SpikeDerain: Unveiling Clear Videos from Rainy Sequences Using Color Spike Streams
Hanwen Liang, Xian Zhong, Wenxuan Liu, Yajing Zheng, Wenxin Huang, Zhaofei Yu, Tiejun Huang
TL;DR
SpikeDerain presents a single-modal deraining framework that uses color spike streams from a spike camera to recover rain-free videos with high fidelity. It combines a color spike reconstruction pipeline (CSR, SNE, CCP) with spiking residual blocks (SCU, MAU) to jointly reconstruct backgrounds and remove rain, guided by a physically interpretable rain streak synthesis model for synthetic data.

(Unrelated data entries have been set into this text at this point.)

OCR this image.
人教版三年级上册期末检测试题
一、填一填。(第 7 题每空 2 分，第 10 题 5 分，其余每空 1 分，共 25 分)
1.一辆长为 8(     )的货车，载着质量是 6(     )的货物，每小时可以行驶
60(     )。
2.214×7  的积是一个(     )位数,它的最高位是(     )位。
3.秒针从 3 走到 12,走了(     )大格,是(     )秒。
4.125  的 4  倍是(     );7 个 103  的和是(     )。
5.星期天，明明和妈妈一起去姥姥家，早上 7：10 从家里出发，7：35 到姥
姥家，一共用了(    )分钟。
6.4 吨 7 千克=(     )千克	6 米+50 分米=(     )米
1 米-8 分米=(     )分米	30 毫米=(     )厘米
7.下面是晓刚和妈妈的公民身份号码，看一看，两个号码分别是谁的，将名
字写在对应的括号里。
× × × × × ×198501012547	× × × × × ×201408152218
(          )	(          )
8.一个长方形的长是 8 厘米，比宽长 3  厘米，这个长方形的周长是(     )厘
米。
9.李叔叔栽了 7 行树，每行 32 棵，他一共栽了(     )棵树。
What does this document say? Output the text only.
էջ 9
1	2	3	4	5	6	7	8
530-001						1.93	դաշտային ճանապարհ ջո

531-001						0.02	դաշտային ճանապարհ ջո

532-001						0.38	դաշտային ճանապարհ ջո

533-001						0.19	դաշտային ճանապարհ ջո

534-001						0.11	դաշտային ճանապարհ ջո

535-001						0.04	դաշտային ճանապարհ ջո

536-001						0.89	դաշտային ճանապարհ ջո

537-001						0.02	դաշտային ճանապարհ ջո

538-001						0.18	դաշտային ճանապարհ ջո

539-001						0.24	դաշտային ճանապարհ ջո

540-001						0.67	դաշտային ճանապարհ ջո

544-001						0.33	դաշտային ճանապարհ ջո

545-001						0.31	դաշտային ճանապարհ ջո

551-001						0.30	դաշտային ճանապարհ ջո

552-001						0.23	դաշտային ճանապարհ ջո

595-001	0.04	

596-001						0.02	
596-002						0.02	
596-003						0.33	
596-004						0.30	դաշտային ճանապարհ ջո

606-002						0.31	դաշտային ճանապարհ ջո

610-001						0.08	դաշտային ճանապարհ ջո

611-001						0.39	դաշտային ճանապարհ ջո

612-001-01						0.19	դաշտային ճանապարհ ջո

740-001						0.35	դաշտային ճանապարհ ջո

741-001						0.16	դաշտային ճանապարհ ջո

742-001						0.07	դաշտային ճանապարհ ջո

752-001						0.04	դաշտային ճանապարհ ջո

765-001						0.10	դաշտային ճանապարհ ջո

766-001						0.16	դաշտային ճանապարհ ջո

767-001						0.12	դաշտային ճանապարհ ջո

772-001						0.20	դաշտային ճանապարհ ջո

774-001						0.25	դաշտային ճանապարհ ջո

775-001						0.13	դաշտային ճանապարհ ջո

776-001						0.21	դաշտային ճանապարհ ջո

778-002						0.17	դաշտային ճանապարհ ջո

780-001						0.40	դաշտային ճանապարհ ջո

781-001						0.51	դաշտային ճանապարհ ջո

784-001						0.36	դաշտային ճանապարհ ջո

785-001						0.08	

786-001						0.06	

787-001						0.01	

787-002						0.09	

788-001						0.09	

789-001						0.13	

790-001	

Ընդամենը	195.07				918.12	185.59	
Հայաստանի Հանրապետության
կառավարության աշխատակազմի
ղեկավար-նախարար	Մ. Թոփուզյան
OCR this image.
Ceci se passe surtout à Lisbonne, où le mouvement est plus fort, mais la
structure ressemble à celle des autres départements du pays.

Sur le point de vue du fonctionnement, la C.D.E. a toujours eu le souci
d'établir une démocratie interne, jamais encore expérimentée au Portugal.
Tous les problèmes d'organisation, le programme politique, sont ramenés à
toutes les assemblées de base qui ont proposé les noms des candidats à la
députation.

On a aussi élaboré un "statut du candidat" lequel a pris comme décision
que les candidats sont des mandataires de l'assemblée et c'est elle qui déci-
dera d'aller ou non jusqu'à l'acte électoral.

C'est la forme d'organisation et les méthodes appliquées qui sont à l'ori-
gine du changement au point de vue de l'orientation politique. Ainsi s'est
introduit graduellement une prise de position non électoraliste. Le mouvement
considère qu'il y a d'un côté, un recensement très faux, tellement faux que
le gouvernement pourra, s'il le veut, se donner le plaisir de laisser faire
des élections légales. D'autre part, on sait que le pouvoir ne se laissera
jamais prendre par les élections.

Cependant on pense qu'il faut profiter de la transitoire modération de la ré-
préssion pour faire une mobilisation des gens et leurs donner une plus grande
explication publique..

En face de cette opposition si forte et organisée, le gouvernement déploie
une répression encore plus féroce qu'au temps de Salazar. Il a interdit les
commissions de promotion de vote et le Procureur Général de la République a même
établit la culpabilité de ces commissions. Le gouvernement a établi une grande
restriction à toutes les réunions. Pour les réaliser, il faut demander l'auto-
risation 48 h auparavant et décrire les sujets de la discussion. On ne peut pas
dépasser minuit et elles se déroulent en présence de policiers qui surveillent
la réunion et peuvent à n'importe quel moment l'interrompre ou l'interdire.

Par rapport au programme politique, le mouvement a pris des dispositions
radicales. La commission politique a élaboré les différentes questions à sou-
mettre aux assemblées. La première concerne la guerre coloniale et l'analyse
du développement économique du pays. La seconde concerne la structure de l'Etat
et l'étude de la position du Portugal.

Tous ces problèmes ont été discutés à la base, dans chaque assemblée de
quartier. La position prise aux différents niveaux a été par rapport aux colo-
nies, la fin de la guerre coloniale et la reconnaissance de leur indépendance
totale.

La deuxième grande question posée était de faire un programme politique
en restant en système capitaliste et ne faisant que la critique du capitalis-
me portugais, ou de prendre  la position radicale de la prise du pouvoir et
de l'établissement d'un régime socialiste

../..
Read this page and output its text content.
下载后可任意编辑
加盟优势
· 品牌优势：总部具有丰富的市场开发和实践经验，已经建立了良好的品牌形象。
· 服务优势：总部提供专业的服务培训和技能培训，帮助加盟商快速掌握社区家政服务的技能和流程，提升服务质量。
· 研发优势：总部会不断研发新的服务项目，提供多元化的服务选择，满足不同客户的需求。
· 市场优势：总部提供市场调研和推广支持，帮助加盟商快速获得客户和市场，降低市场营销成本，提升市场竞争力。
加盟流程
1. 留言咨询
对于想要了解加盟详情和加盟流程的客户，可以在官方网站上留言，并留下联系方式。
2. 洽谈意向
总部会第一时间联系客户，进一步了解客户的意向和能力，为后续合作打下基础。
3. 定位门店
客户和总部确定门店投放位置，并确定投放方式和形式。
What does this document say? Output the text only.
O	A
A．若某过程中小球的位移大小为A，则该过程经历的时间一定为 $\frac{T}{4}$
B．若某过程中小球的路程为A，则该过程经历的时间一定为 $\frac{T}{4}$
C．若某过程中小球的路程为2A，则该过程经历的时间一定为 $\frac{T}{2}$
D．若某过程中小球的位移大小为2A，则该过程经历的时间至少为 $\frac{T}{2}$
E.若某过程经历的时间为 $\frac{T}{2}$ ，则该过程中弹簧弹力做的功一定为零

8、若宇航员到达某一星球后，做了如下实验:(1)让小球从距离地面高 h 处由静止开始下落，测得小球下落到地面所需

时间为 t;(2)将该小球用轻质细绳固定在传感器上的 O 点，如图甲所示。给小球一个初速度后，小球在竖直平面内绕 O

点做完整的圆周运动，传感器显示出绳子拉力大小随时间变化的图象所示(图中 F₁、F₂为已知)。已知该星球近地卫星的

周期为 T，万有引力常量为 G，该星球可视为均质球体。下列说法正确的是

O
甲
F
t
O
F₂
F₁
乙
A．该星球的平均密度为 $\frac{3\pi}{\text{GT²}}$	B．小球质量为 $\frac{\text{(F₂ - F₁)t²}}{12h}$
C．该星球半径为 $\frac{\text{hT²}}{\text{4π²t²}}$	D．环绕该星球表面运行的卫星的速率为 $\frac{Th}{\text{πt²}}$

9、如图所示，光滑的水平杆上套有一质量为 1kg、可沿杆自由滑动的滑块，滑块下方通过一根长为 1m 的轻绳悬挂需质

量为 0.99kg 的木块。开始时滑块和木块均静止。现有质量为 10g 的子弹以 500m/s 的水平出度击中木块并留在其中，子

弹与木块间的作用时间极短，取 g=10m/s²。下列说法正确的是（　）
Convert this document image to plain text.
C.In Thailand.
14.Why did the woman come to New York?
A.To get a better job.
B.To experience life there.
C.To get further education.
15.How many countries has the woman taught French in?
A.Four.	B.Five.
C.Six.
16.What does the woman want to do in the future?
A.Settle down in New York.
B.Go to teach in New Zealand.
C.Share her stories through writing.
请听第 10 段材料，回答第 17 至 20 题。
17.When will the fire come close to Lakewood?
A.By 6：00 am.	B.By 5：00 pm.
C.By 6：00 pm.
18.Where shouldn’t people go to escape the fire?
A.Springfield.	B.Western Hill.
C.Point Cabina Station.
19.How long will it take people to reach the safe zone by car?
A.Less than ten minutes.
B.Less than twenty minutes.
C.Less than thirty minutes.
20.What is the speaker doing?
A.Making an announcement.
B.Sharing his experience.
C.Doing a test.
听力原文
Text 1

The method achieves state-of-the-art PSNR/SSIM across Rain100C, RainSynLight25/Heavy25, and NTURain, and demonstrates robustness under extreme rainfall while enabling energy-efficient neuromorphic computation. This work advances rain deraining by leveraging the continuous, absolute-brightness, color-preserving properties of spike cameras, reducing cross-modal alignment issues, and providing a practical dataset framework for training and evaluation.
Abstract
Restoring clear frames from rainy videos presents a significant challenge due to the rapid motion of rain streaks. Traditional frame-based visual sensors, which capture scene content synchronously, struggle to capture the fast-moving details of rain accurately. In recent years, neuromorphic sensors have introduced a new paradigm for dynamic scene perception, offering microsecond temporal resolution and high dynamic range. However, existing multimodal methods that fuse event streams with RGB images face difficulties in handling the complex spatiotemporal interference of raindrops in real scenes, primarily due to hardware synchronization errors and computational redundancy. In this paper, we propose a Color Spike Stream Deraining Network (SpikeDerain), capable of reconstructing spike streams of dynamic scenes and accurately removing rain streaks. To address the challenges of data scarcity in real continuous rainfall scenes, we design a physically interpretable rain streak synthesis model that generates parameterized continuous rain patterns based on arbitrary background images. Experimental results demonstrate that the network, trained with this synthetic data, remains highly robust even under extreme rainfall conditions. These findings highlight the effectiveness and robustness of our method across varying rainfall levels and datasets, setting new standards for video deraining tasks. The code will be released soon.